The Tartar fell silent and fixed his tear-filled eyes on the fire; his face showed bewilderment and fright, as if he were still unable to understand why he was there in the dark and the damp, among strangers, and not in Simbirsk province. The Explainer lay down near the fire, grinned at something, and struck up a song in a low voice.

“What fun is it for her with her father?” he said after a while.
“He loves her, takes comfort in her, it’s true; but don’t go putting your finger in his mouth, brother: he’s a strict old man, a tough one. And young girls don’t want strictness … They need tenderness, ha-ha-ha and hee-ho-ho, perfumes and creams. Yes … Eh, so it goes!” Semyon sighed and got up heavily. “The vodka’s all gone, that means it’s time to sleep. Eh, I’m off, brother …”

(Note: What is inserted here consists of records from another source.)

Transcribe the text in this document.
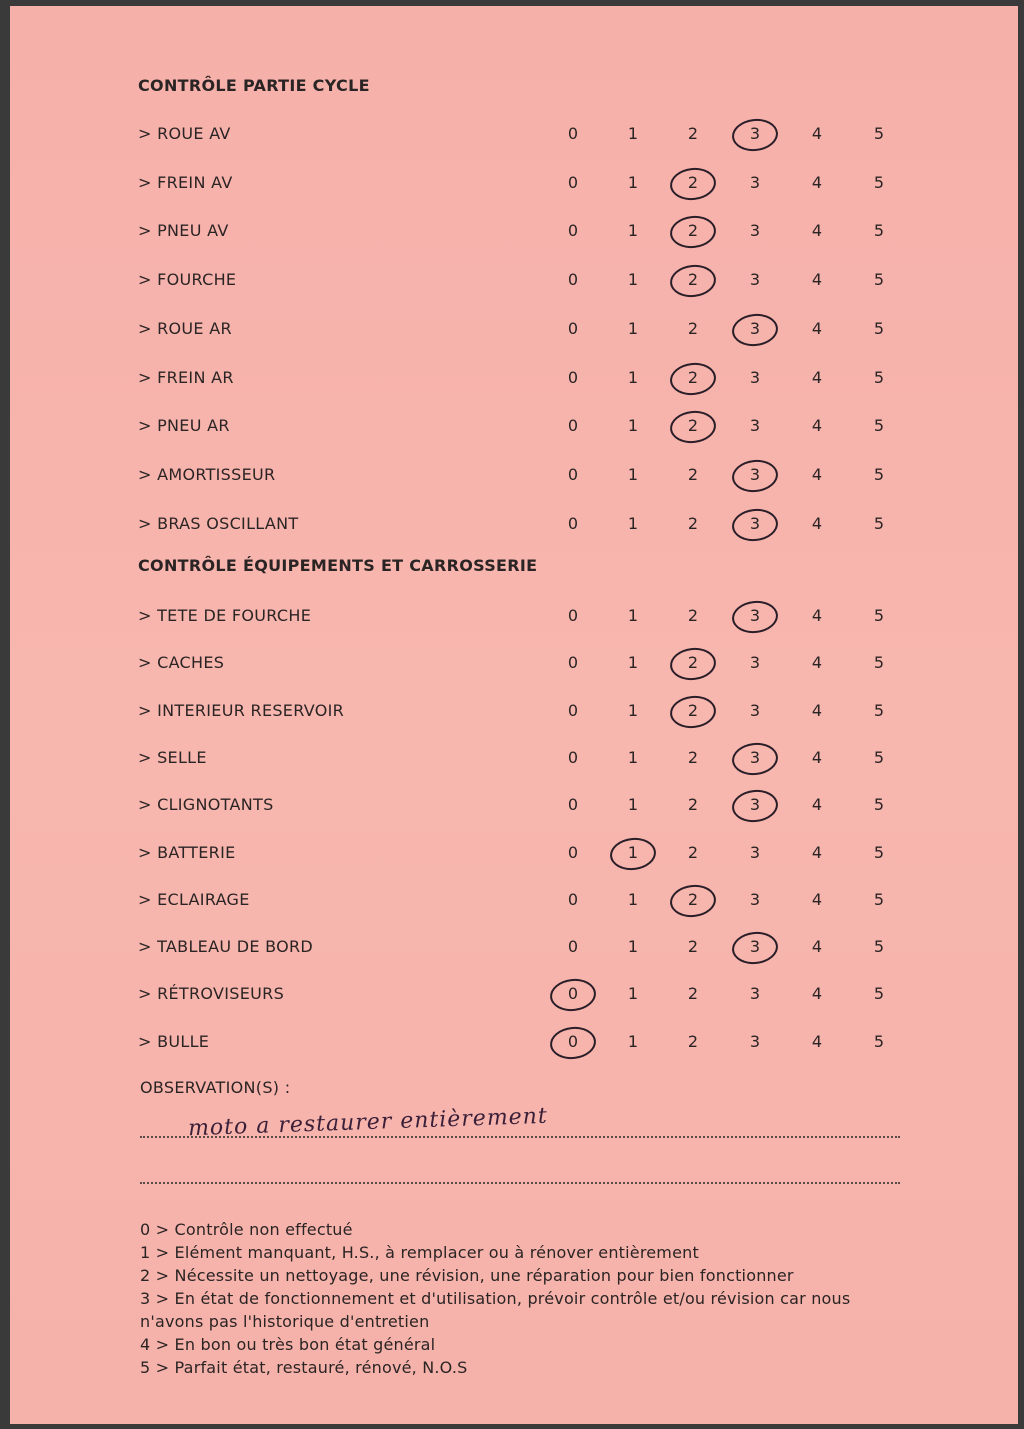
CONTRÔLE PARTIE CYCLE
> ROUE AV	0	1	2	3	4	5
> FREIN AV	0	1	2	3	4	5
> PNEU AV	0	1	2	3	4	5
> FOURCHE	0	1	2	3	4	5
> ROUE AR	0	1	2	3	4	5
> FREIN AR	0	1	2	3	4	5
> PNEU AR	0	1	2	3	4	5
> AMORTISSEUR	0	1	2	3	4	5
> BRAS OSCILLANT	0	1	2	3	4	5
CONTRÔLE ÉQUIPEMENTS ET CARROSSERIE
> TETE DE FOURCHE	0	1	2	3	4	5
> CACHES	0	1	2	3	4	5
> INTERIEUR RESERVOIR	0	1	2	3	4	5
> SELLE	0	1	2	3	4	5
> CLIGNOTANTS	0	1	2	3	4	5
> BATTERIE	0	1	2	3	4	5
> ECLAIRAGE	0	1	2	3	4	5
> TABLEAU DE BORD	0	1	2	3	4	5
> RÉTROVISEURS	0	1	2	3	4	5
> BULLE	0	1	2	3	4	5
OBSERVATION(S) :
moto a restaurer entièrement
0 > Contrôle non effectué
1 > Elément manquant, H.S., à remplacer ou à rénover entièrement
2 > Nécessite un nettoyage, une révision, une réparation pour bien fonctionner
3 > En état de fonctionnement et d'utilisation, prévoir contrôle et/ou révision car nous
n'avons pas l'historique d'entretien
4 > En bon ou très bon état général
5 > Parfait état, restauré, rénové, N.O.S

Left alone, the Tartar added more brushwood, lay down, and, gazing at the fire, began thinking of his native village and his wife; let his wife come for just a month, just a day, and then,
if she wants, she can go back! Better a month or even a day than nothing. But if his wife keeps her promise and comes, what will he give her to eat? Where will she live here?

“If no food, how live?” the Tartar asked out loud.

Because now, working day and night with an oar, he earned only ten kopecks a day; true, travelers gave them tips for tea and vodka, but the boys divided all the income among themselves and gave nothing to the Tartar, but only laughed at him. And need makes one hungry, cold, and afraid … Now, when his whole body aches and trembles, it would be nice to go into the hut and sleep, but there he has nothing to cover himself with, and it is colder than on the bank; here he also has nothing to cover himself with, but at least he can make a fire …

In a week, when the water fully subsided and the ferry was set up, none of the boatmen would be needed except for Semyon, and the Tartar would start going from village to village, begging and asking for work. His wife was only seventeen; she was beautiful, pampered, and shy—could she, too, go around the villages with her face uncovered and beg for alms? No, it was horrible even to think of it …

Dawn was breaking; the outlines of the barge, the osier bushes in the rippling water, could be seen clearly, and, looking back, there was the clay cliffside, the hut roofed with brown straw below, and a cluster of village cottages above. In the village the cocks were already crowing.

The red clay cliffside, the barge, the river, the unkind strangers, hunger, cold, sickness—maybe none of it exists in reality. Probably I am only dreaming it all, thought the Tartar. He felt that he was asleep and heard his own snoring … Of course he is at home, in Simbirsk province, and as soon as he calls his wife’s name, she will call back to him; and his mother is in the nex
t room … Sometimes
one has such frightful dreams! What for? The Tartar smiled and opened his eyes. What river is this? The Volga?